Posted by Brajeshwar 17 hours ago
What made it a security nightmare?
... game over. That's one well understood fact back then as it is today. Where's the security nightmare?
Apple devices provide a good exemplar because of their significant investments in security, but it’s not the only company making devices about which you can say physical control is no longer an absolute proxy for logical control.
Take for instance an Apple silicon Mac (or for that matter an iPhone). Generally speaking you could steal it from someone but without the credentials it’s more or less a brick.
Apple silicon Macs in particular have firmware that requires certain base actions to be authorized with the password of the “Owner” account, which is (typically) the first user account created on the machine. Without that, it will just stare back at you.
Are there vulnerabilities that could enable a bypass? Probably. Are those in the hands of any given evil maid or thief? Exceedingly unlikely.
What stops me from writing a malicious firmware implant which tampers with the local database every time the computer boots, and inserts itself as "known good"?
I don't see how it's possible to monitor the firmware from the OS, if the OS already implicitly trusts the firmware...
Also: Does anyone know of good resources for learning about firmware security from the ground up? Seems like this article already assumes a certain level of background knowledge.

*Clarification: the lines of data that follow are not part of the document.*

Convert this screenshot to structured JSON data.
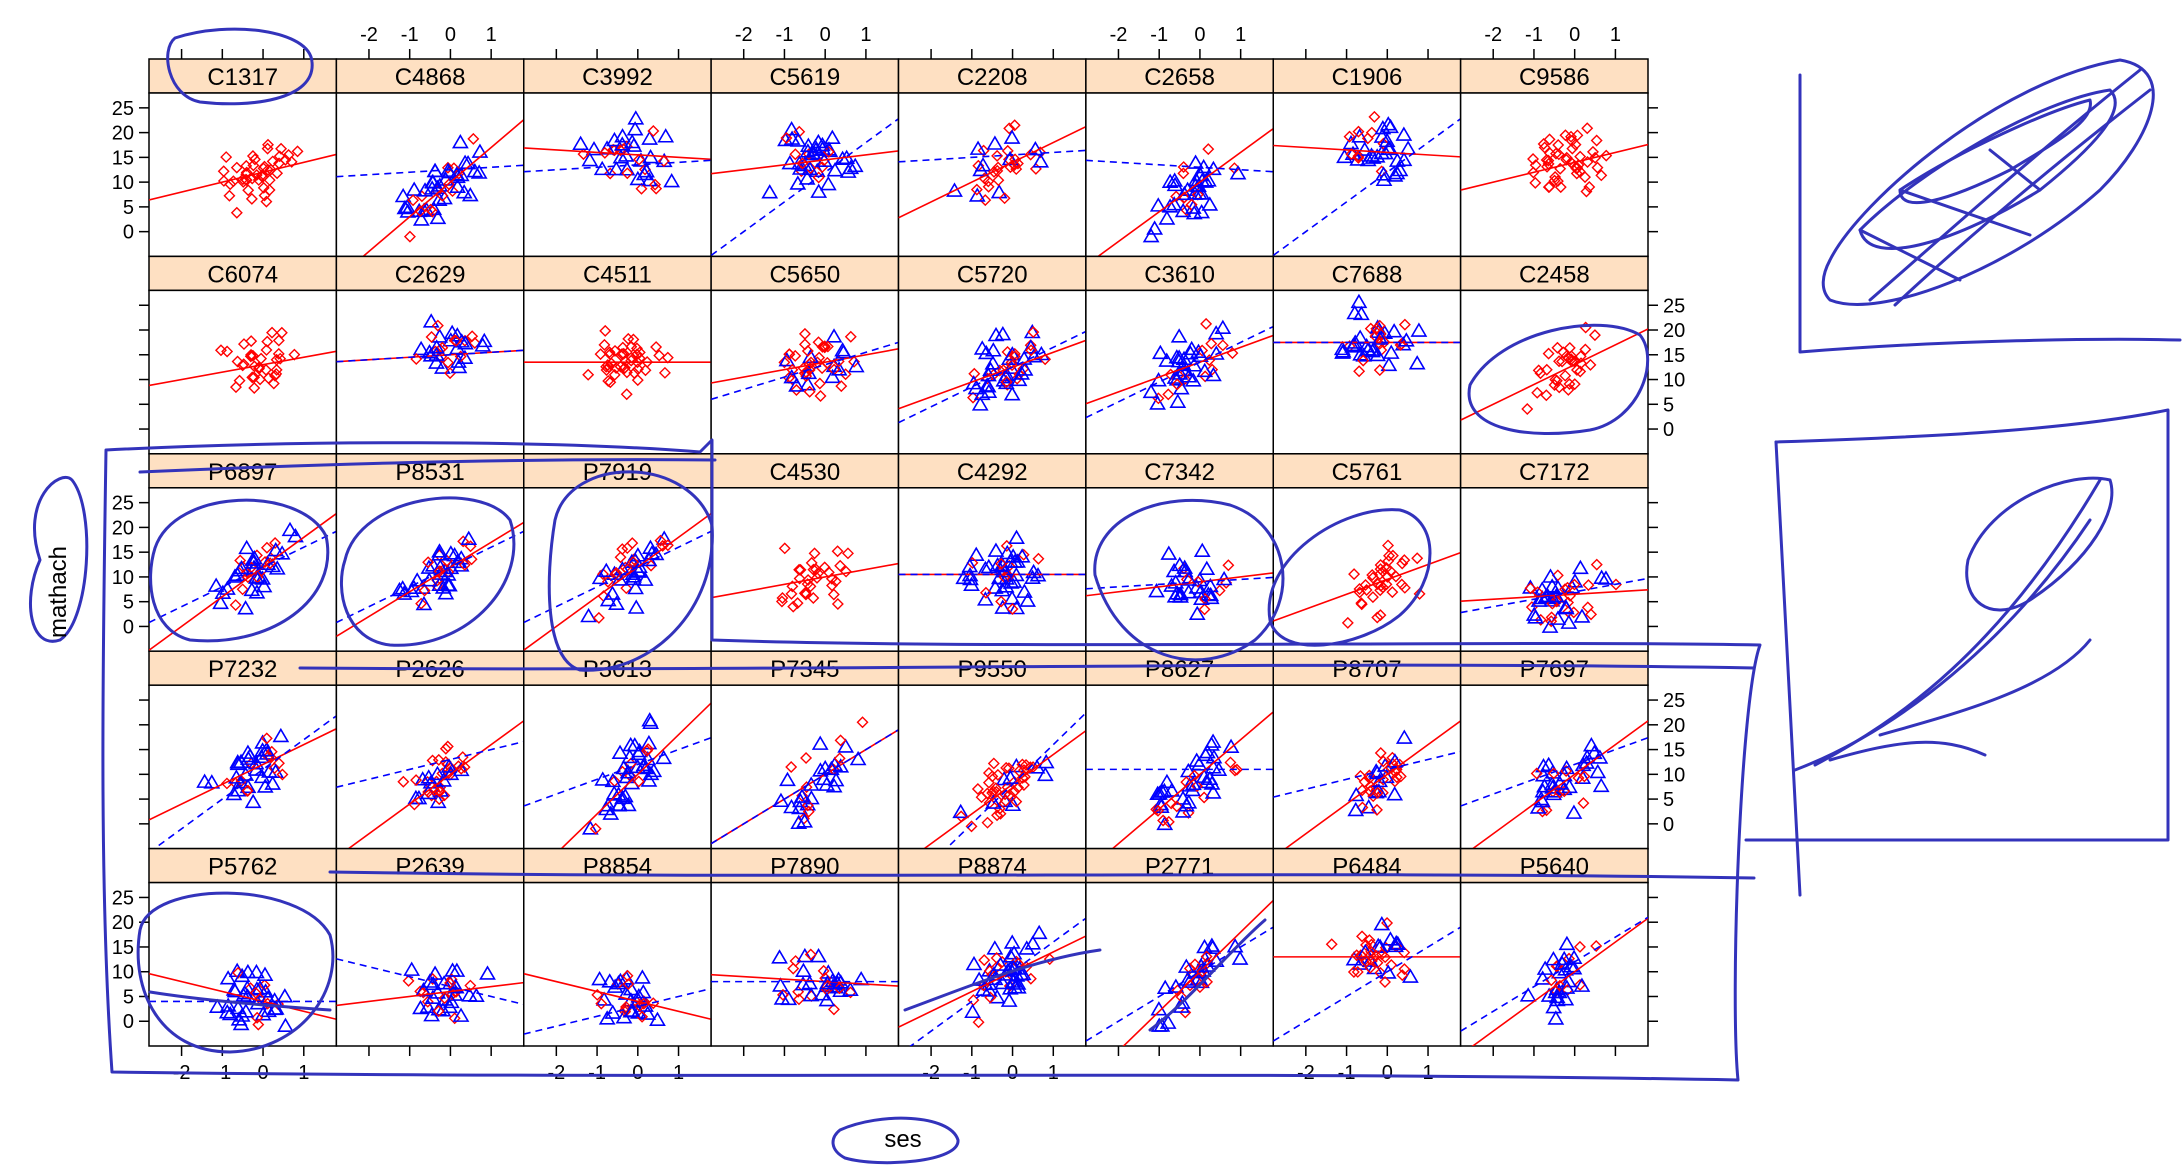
{
  "chart_data": {
    "type": "scatter",
    "layout": {
      "columns": 8,
      "rows": 5
    },
    "xlabel": "ses",
    "ylabel": "mathach",
    "xlim": [
      -2.8,
      1.8
    ],
    "ylim": [
      -5,
      28
    ],
    "x_ticks": [
      "-2",
      "-1",
      "0",
      "1"
    ],
    "y_ticks": [
      "0",
      "5",
      "10",
      "15",
      "20",
      "25"
    ],
    "grid": false,
    "strip_color": "#fee0c2",
    "catholic_color": "#ff0000",
    "public_color": "#0000ff",
    "panels": [
      {
        "label": "C1317",
        "marker": "circle",
        "fit": [
          12.0,
          2.0
        ]
      },
      {
        "label": "C4868",
        "marker": "triangle",
        "fit": [
          10.0,
          7.0
        ],
        "dash": [
          12.5,
          0.5
        ]
      },
      {
        "label": "C3992",
        "marker": "triangle",
        "fit": [
          15.5,
          -0.5
        ],
        "dash": [
          13.5,
          0.5
        ]
      },
      {
        "label": "C5619",
        "marker": "triangle",
        "fit": [
          14.5,
          1.0
        ],
        "dash": [
          12.0,
          6.0
        ]
      },
      {
        "label": "C2208",
        "marker": "circle",
        "fit": [
          14.0,
          4.0
        ],
        "dash": [
          15.5,
          0.5
        ]
      },
      {
        "label": "C2658",
        "marker": "triangle",
        "fit": [
          10.0,
          6.0
        ],
        "dash": [
          13.0,
          -0.5
        ]
      },
      {
        "label": "C1906",
        "marker": "triangle",
        "fit": [
          16.0,
          -0.5
        ],
        "dash": [
          12.0,
          6.0
        ]
      },
      {
        "label": "C9586",
        "marker": "circle",
        "fit": [
          14.0,
          2.0
        ]
      },
      {
        "label": "C6074",
        "marker": "circle",
        "fit": [
          13.0,
          1.5
        ]
      },
      {
        "label": "C2629",
        "marker": "triangle",
        "fit": [
          15.0,
          0.5
        ],
        "dash": [
          15.0,
          0.5
        ]
      },
      {
        "label": "C4511",
        "marker": "circle",
        "fit": [
          13.5,
          0.0
        ]
      },
      {
        "label": "C5650",
        "marker": "circle",
        "fit": [
          13.5,
          1.5
        ],
        "dash": [
          13.0,
          2.5
        ]
      },
      {
        "label": "C5720",
        "marker": "triangle",
        "fit": [
          12.5,
          3.0
        ],
        "dash": [
          12.5,
          4.0
        ]
      },
      {
        "label": "C3610",
        "marker": "triangle",
        "fit": [
          13.5,
          3.0
        ],
        "dash": [
          13.5,
          4.0
        ]
      },
      {
        "label": "C7688",
        "marker": "triangle",
        "fit": [
          17.5,
          0.0
        ],
        "dash": [
          17.5,
          0.0
        ]
      },
      {
        "label": "C2458",
        "marker": "circle",
        "fit": [
          13.0,
          4.0
        ]
      },
      {
        "label": "P6897",
        "marker": "triangle",
        "fit": [
          12.0,
          6.0
        ],
        "dash": [
          12.0,
          4.0
        ]
      },
      {
        "label": "P8531",
        "marker": "triangle",
        "fit": [
          12.0,
          5.0
        ],
        "dash": [
          12.0,
          4.0
        ]
      },
      {
        "label": "P7919",
        "marker": "triangle",
        "fit": [
          12.0,
          6.0
        ],
        "dash": [
          12.0,
          4.0
        ]
      },
      {
        "label": "C4530",
        "marker": "circle",
        "fit": [
          10.0,
          1.5
        ]
      },
      {
        "label": "C4292",
        "marker": "triangle",
        "fit": [
          10.5,
          0.0
        ],
        "dash": [
          10.5,
          0.0
        ]
      },
      {
        "label": "C7342",
        "marker": "triangle",
        "fit": [
          9.0,
          1.0
        ],
        "dash": [
          9.0,
          0.5
        ]
      },
      {
        "label": "C5761",
        "marker": "circle",
        "fit": [
          9.5,
          3.0
        ]
      },
      {
        "label": "C7172",
        "marker": "triangle",
        "fit": [
          6.5,
          0.5
        ],
        "dash": [
          7.0,
          1.5
        ]
      },
      {
        "label": "P7232",
        "marker": "triangle",
        "fit": [
          12.0,
          4.0
        ],
        "dash": [
          11.0,
          6.0
        ]
      },
      {
        "label": "P2626",
        "marker": "circle",
        "fit": [
          10.0,
          6.0
        ],
        "dash": [
          13.0,
          2.0
        ]
      },
      {
        "label": "P3013",
        "marker": "triangle",
        "fit": [
          10.0,
          8.0
        ],
        "dash": [
          12.0,
          3.0
        ]
      },
      {
        "label": "P7345",
        "marker": "triangle",
        "fit": [
          10.0,
          5.0
        ],
        "dash": [
          10.0,
          5.0
        ]
      },
      {
        "label": "P9550",
        "marker": "circle",
        "fit": [
          8.0,
          6.0
        ],
        "dash": [
          8.0,
          8.0
        ]
      },
      {
        "label": "P8627",
        "marker": "triangle",
        "fit": [
          10.0,
          7.0
        ],
        "dash": [
          11.0,
          0.0
        ]
      },
      {
        "label": "P8707",
        "marker": "circle",
        "fit": [
          10.0,
          6.0
        ],
        "dash": [
          11.0,
          2.0
        ]
      },
      {
        "label": "P7697",
        "marker": "triangle",
        "fit": [
          10.0,
          6.0
        ],
        "dash": [
          12.0,
          3.0
        ]
      },
      {
        "label": "P5762",
        "marker": "triangle",
        "fit": [
          4.0,
          -2.0
        ],
        "dash": [
          4.0,
          0.0
        ]
      },
      {
        "label": "P2639",
        "marker": "triangle",
        "fit": [
          6.0,
          1.0
        ],
        "dash": [
          7.0,
          -2.0
        ]
      },
      {
        "label": "P8854",
        "marker": "triangle",
        "fit": [
          4.0,
          -2.0
        ],
        "dash": [
          3.0,
          2.0
        ]
      },
      {
        "label": "P7890",
        "marker": "triangle",
        "fit": [
          8.0,
          -0.5
        ],
        "dash": [
          8.0,
          0.0
        ]
      },
      {
        "label": "P8874",
        "marker": "triangle",
        "fit": [
          10.0,
          4.0
        ],
        "dash": [
          10.0,
          6.0
        ]
      },
      {
        "label": "P2771",
        "marker": "triangle",
        "fit": [
          10.0,
          8.0
        ],
        "dash": [
          10.0,
          5.0
        ]
      },
      {
        "label": "P6484",
        "marker": "circle",
        "fit": [
          13.0,
          0.0
        ],
        "dash": [
          10.0,
          5.0
        ]
      },
      {
        "label": "P5640",
        "marker": "triangle",
        "fit": [
          10.0,
          6.0
        ],
        "dash": [
          12.0,
          5.0
        ]
      }
    ]
  }
}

That's interesting; does "normal" PC UEFI pass a device tree to the OS? I thought hardware was enumerated at runtime.
This device tree is describing fixed (per BOM/schematic) hardware. Things below that hardware are still enumerated.
I really wish this had won out over ACPI. It didn't, though, so Arm Server ready is all ACPI-ified, complete with the tooling trash-fire that the ecosystem entails.
PowerPC OS X probably expected a device tree provided by Open Firmware so when they switched to EFI they probably added that boot.efi shim so the kernel didn't have to change much.
It doesn't really matter whether the bootloader or the kernel enumerates hardware.